Projects#
Requirements#
All Projects must:
Be done in a Jupyter notebook
Follow the style guide
Use at least one dataset you aren’t familiar with
Using data from a primary source is preferred.
Using a dataset available in CSV or JSON is recommended, though pandas can read other formats.
If you’d be interested in working with SIPA alumni employment data, reach out to the instructor.
Link to the source dataset(s)
Read like a blog post
Pretend you’re explaining to a peer who hasn’t taken this class.
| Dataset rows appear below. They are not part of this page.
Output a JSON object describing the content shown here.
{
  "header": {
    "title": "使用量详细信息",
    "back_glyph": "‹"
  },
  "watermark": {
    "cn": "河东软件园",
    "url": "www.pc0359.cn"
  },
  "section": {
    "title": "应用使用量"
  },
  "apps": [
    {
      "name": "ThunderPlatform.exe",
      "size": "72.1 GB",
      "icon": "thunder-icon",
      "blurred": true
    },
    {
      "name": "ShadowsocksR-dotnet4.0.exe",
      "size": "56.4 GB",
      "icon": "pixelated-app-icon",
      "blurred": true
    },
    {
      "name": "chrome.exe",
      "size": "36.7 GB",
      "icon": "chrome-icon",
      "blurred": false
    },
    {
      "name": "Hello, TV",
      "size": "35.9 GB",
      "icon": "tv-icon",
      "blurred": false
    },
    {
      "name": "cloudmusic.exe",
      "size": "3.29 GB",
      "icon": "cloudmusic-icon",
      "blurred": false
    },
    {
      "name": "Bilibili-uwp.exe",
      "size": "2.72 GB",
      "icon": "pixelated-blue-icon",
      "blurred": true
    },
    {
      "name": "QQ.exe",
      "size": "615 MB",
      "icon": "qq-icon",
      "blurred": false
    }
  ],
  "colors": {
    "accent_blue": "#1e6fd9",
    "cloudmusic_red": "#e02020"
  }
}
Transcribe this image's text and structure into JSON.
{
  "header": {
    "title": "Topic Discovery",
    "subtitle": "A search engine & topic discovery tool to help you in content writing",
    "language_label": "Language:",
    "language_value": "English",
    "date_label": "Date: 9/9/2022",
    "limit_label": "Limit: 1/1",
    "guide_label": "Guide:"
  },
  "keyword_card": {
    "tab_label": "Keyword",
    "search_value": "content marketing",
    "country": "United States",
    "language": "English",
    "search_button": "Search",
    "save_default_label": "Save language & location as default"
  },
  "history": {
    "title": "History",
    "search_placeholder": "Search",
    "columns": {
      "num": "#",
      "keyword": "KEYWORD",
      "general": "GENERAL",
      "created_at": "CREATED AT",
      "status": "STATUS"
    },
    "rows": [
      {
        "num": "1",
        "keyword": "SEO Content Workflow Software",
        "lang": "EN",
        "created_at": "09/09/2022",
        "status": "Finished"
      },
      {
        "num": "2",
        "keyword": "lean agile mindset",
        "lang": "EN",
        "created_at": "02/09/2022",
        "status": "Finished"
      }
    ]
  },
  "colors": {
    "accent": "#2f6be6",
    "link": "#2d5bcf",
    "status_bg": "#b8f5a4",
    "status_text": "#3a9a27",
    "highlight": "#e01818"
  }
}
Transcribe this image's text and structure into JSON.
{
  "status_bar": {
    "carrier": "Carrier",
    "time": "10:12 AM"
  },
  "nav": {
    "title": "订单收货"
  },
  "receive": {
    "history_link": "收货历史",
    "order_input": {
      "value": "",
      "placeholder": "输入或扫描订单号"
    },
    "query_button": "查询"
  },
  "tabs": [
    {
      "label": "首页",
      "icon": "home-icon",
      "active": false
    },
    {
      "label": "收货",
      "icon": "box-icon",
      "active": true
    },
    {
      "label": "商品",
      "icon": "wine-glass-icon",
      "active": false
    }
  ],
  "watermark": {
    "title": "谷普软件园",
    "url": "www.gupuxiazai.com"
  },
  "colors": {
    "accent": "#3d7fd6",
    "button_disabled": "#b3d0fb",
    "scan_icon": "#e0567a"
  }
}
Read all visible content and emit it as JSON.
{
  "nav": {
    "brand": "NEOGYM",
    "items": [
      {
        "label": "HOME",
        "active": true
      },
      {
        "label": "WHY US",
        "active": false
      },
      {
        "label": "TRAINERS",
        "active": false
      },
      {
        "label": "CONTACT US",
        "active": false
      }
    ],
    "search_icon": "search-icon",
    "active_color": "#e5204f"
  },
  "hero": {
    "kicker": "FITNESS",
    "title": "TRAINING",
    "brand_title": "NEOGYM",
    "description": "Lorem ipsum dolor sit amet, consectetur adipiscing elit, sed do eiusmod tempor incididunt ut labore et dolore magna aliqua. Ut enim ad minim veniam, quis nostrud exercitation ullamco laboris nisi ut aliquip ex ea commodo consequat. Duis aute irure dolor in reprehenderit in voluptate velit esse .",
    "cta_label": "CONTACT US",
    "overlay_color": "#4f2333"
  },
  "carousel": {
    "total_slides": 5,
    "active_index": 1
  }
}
You don’t need to teach them to code, but they should be able to follow what’s going on.
Walk the reader through what you’re doing in every step and what they should be taking away from it.
You are more than welcome to inject personality in there; doesn’t need to be dry.
Use text cells with Markdown for formatting.
You’ll need to change the cell type to Markdown.
If you hit any dead ends in your analysis, leave them in.
For example, include charts that you generate that may not show anything interesting and explain what you are choosing to look at instead.
You should still be cleaning up unused/broken code to make your notebook readable.
You may need to tweak your research question as you go. Show and explain why.
Values must not be hard-coded
In other words, if the dataset got additional rows, had values changed, etc., the rest of the notebook should work as expected.
Don’t leave any sensitive information in the notebook, such as:
API keys
Personally-identifiable information (PII)
Visualizations#
All visualizations must:
Have a title that’s clear
Have axis labels that are clear
Include units, if applicable
Not required for Project 1.
Look decent on a narrow (11”) laptop screen
Tips#
The Final Project resources from Python for Public Policy may be helpful.
The dataset/analysis can be serious or silly.
You can be creative, but start simple.
Go back and find any information that’s available around the data, to get a better understanding of what it contains and means.
Might include a data dictionary
Might involve poking around a government agency’s web site to understand their processes
Understand what all the different columns and values represent
For these Projects, the important thing is getting practice with the mechanics of working with data in code.
You won’t be graded on the scientific soundness of your work.
That said, please think through and note assumptions/caveats/unknowns of your approach.
DON’T WAIT UNTIL THE LAST MINUTE TO SUBMIT. Leave yourself time to fix any issues that come up in doing so, computer crashing, etc.
Visualizations#
If you’re trying to show more than three variables at once (e.g. X axis, Y axis, and color), try simplifying.